Third, it interrogates the defensive rigidities of psychoanalysis. One of the book’s contributions is to show that the resistance of many analysts to questions of gender itself constitutes a refusal of castration (p. 84–87). The reactive aggressiveness toward gender, the hasty pathologization of transitions, the retreat behind formulas recited without being traversed: so many signs of a subjective position that refuses the ordeal of the unknown. By proposing a theoretical framework that does not retreat before this ordeal, Bourseul offers analysts the means to sustain their desire to know without taking refuge in the comfort of a dead repetition.
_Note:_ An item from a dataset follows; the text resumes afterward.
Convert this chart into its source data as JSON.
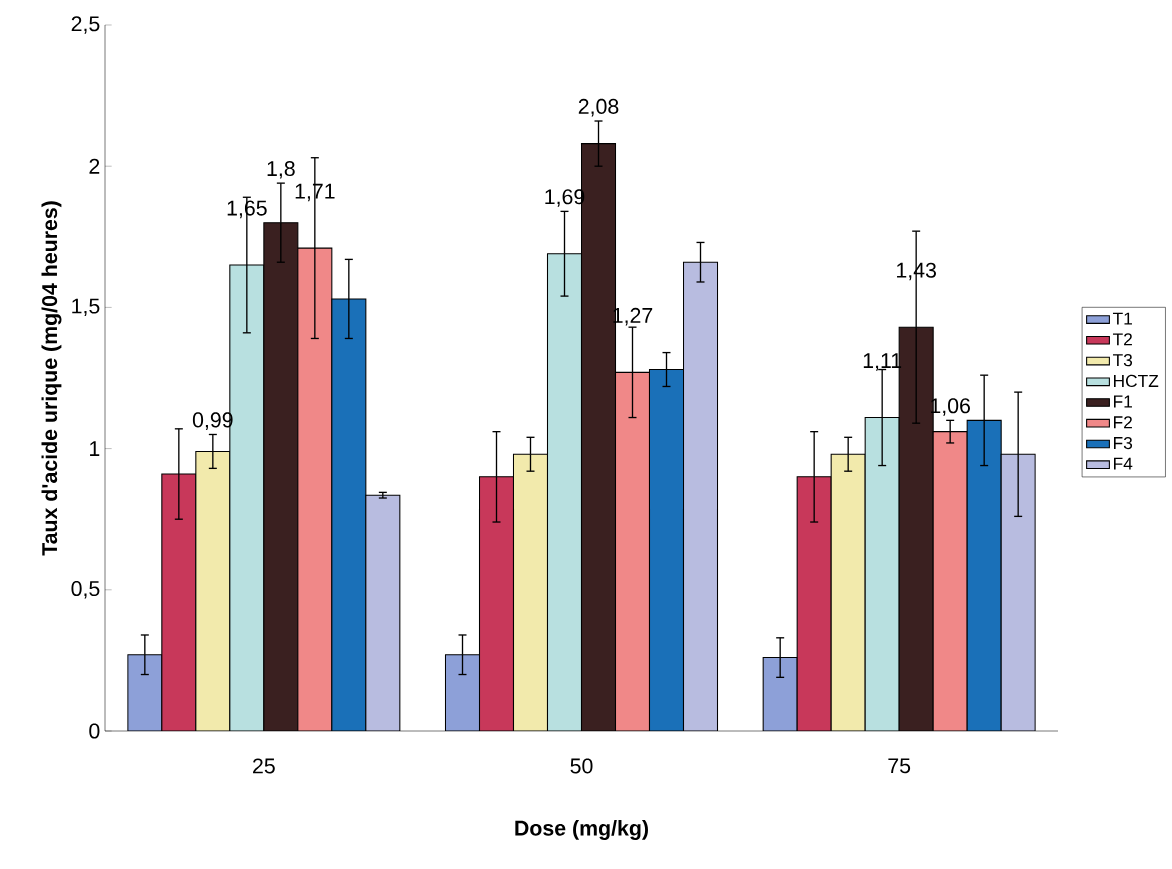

Fourth, it opens the question of the Name-of-the-sisters. The chapter “Destroy, Says They” (p. 103–116) proposes that the signifiers “trans” and “they” function as versions of the Name-of-the-sisters, as competent as those of the Name-of-the-Father in sustaining the paternal metaphor. This proposition does not reject the so-called paternal function: it frees it from its paternalistic and patriarchal garb, in accordance with Lacan’s invitation to do without the Name-of-the-Father on condition of making use of it (p. 14). This proposition will have consequences for the understanding of psychosis, supplementations, and contemporary modes of knotting.
Fifth, it redeploys psychic bisexuality. The chapter “The Unconscious Is Not Bisexual. It Is Bisexuality” (p. 97–110) makes the pronoun “they” the signifier capable of illustrating the bisexual constitution of speaking-beings, recalling that the unconscious is bisexuality, and not the reverse (p. 117). Bourseul reinscribes at the heart of Freudo-Lacanian theory an element that had too often been eclipsed. Psychic bisexuality is no longer an embarrassing remnant of the theory of the Three Essays: it becomes the very pivot of understanding sexuation and its contemporary mutations.
Conclusion: An Ethics of Wandering
From Gender to A-sexuation is a demanding book, which will not yield itself without effort. It asks its readers to accept disorientation, to lose familiar reference points, to traverse the formulas instead of using them as a shield. This is the very condition of analytic thought, which the author qualifies as “irreverent wandering.”
For psychoanalysts of all orientations, this work constitutes an invitation to resume the work where the comfort of repetition had frozen it. The real of sex does not cease not to be written, and the subjects we receive continue to invent unprecedented ways of treating this impossibility. A-sexuation is not just another theory: it is a tool for not retreating before what our patients teach us, in traces and to the letter, about the becoming of sexuations.